In the five HCWs previously infected with SARS-CoV-2, a higher antibody level was observed in those who tested positive in December than those who tested positive in October. Previous studies have shown that mRNA vaccines elicit rapid immune responses in seropositive individuals with post-vaccine antibody titres that are comparable to, or exceed titres in naïve individuals vaccinated with two doses [9,10]. The positive HCWs were infected in the family environment and this confirms that adhering to the workplace preventive measures is crucial to mitigate the risk of COVID-19. Moreover, the two positive HCWs were asymptomatic, confirming the protective effect of the vaccine against the SARS-CoV-2 disease.
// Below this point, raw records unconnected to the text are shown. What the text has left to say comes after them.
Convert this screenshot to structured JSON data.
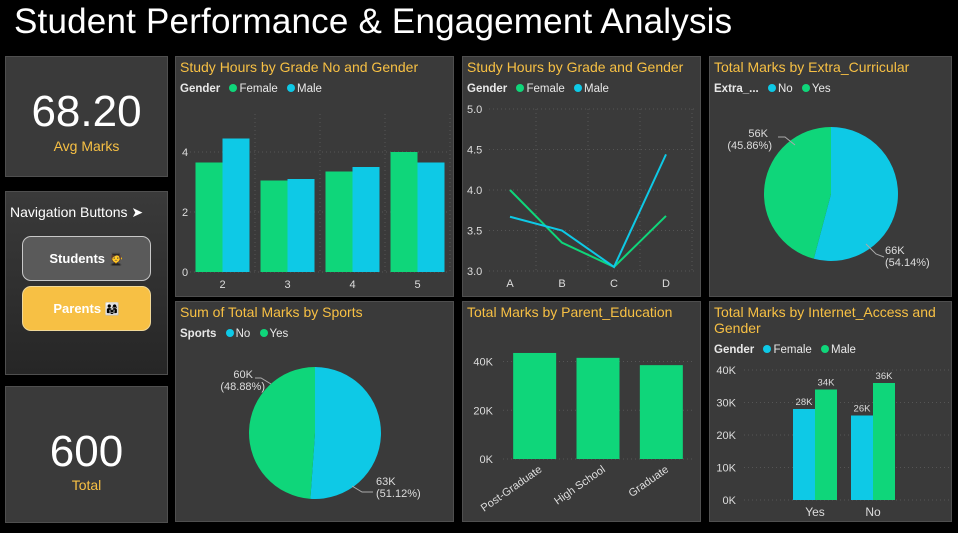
{
  "title": "Student Performance & Engagement Analysis",
  "colors": {
    "green": "#0fd67a",
    "cyan": "#0ec9e6",
    "accent": "#f7c044"
  },
  "kpi_avg": {
    "value": "68.20",
    "label": "Avg Marks"
  },
  "kpi_total": {
    "value": "600",
    "label": "Total"
  },
  "navigation": {
    "title": "Navigation Buttons",
    "arrow_icon": "➤",
    "students_label": "Students",
    "students_icon": "🧑‍🎓",
    "parents_label": "Parents",
    "parents_icon": "👨‍👩‍👧"
  },
  "chart_data": [
    {
      "id": "study_grade_no",
      "type": "bar",
      "title": "Study Hours by Grade No and Gender",
      "legend_title": "Gender",
      "legend": [
        "Female",
        "Male"
      ],
      "categories": [
        "2",
        "3",
        "4",
        "5"
      ],
      "series": [
        {
          "name": "Female",
          "values": [
            3.65,
            3.05,
            3.35,
            4.0
          ]
        },
        {
          "name": "Male",
          "values": [
            4.45,
            3.1,
            3.5,
            3.65
          ]
        }
      ],
      "yticks": [
        "0",
        "2",
        "4"
      ],
      "ylim": [
        0,
        5.0
      ]
    },
    {
      "id": "study_grade",
      "type": "line",
      "title": "Study Hours by Grade and Gender",
      "legend_title": "Gender",
      "legend": [
        "Female",
        "Male"
      ],
      "categories": [
        "A",
        "B",
        "C",
        "D"
      ],
      "series": [
        {
          "name": "Female",
          "values": [
            4.0,
            3.35,
            3.05,
            3.68
          ]
        },
        {
          "name": "Male",
          "values": [
            3.67,
            3.5,
            3.05,
            4.44
          ]
        }
      ],
      "yticks": [
        "3.0",
        "3.5",
        "4.0",
        "4.5",
        "5.0"
      ],
      "ylim": [
        3.0,
        5.0
      ]
    },
    {
      "id": "extra_curricular",
      "type": "pie",
      "title": "Total Marks by Extra_Curricular",
      "legend_title": "Extra_...",
      "legend": [
        "No",
        "Yes"
      ],
      "slices": [
        {
          "name": "No",
          "value": 66,
          "label": "66K",
          "pct": "(54.14%)",
          "fraction": 0.5414
        },
        {
          "name": "Yes",
          "value": 56,
          "label": "56K",
          "pct": "(45.86%)",
          "fraction": 0.4586
        }
      ]
    },
    {
      "id": "sports",
      "type": "pie",
      "title": "Sum of Total Marks by Sports",
      "legend_title": "Sports",
      "legend": [
        "No",
        "Yes"
      ],
      "slices": [
        {
          "name": "No",
          "value": 63,
          "label": "63K",
          "pct": "(51.12%)",
          "fraction": 0.5112
        },
        {
          "name": "Yes",
          "value": 60,
          "label": "60K",
          "pct": "(48.88%)",
          "fraction": 0.4888
        }
      ]
    },
    {
      "id": "parent_education",
      "type": "bar",
      "title": "Total Marks by Parent_Education",
      "categories": [
        "Post-Graduate",
        "High School",
        "Graduate"
      ],
      "values": [
        43500,
        41500,
        38500
      ],
      "yticks": [
        "0K",
        "20K",
        "40K"
      ],
      "ylim": [
        0,
        48000
      ]
    },
    {
      "id": "internet_access",
      "type": "bar",
      "title": "Total Marks by Internet_Access and Gender",
      "legend_title": "Gender",
      "legend": [
        "Female",
        "Male"
      ],
      "categories": [
        "Yes",
        "No"
      ],
      "series": [
        {
          "name": "Female",
          "values": [
            28,
            26
          ],
          "labels": [
            "28K",
            "26K"
          ]
        },
        {
          "name": "Male",
          "values": [
            34,
            36
          ],
          "labels": [
            "34K",
            "36K"
          ]
        }
      ],
      "yticks": [
        "0K",
        "10K",
        "20K",
        "30K",
        "40K"
      ],
      "ylim": [
        0,
        40
      ]
    }
  ]
}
In a study investigating COVID-19 mRNA vaccine effectiveness among HCWs between January and March 2021, 3% tested positive ≥7 days after the second dose with one or more symptoms of COVID-19-like illness [11]. In another study among vaccinated HCWs between December 16, 2020 and February 9, 2021, a SARS-CoV-2 positivity rate of 0.05% has been observed ≥2 weeks after the second dose [12]. Finally, in a prospective cohort study among HCWs who received two doses of BNT162b2 or mRNA-1273, between December 9, 2020 and February 23, 2021, SARS-CoV-2 cases occurred in 0.3% of the sample [13].

The monitoring of humoral immune responses after mRNA COVID-19 vaccination allows us to evaluate the kinetics of anti-SARS-CoV-2 antibodies, paving the way to larger studies to assess the efficacy of different types of vaccines. Moreover, with the appearance of novel SARS-CoV-2 variants that may evade immune recognition, the monitoring of anti-SARS-CoV-2 neutralizing antibodies will provide information on whether changes in the current formulation of vaccines or the administration plans are required to maintain adequate protection against SARS-CoV-2 infection.

Declaration of Competing Interest

The authors declare that they have no known competing financial interests or personal relationships that could have appeared to influence the work reported in this paper.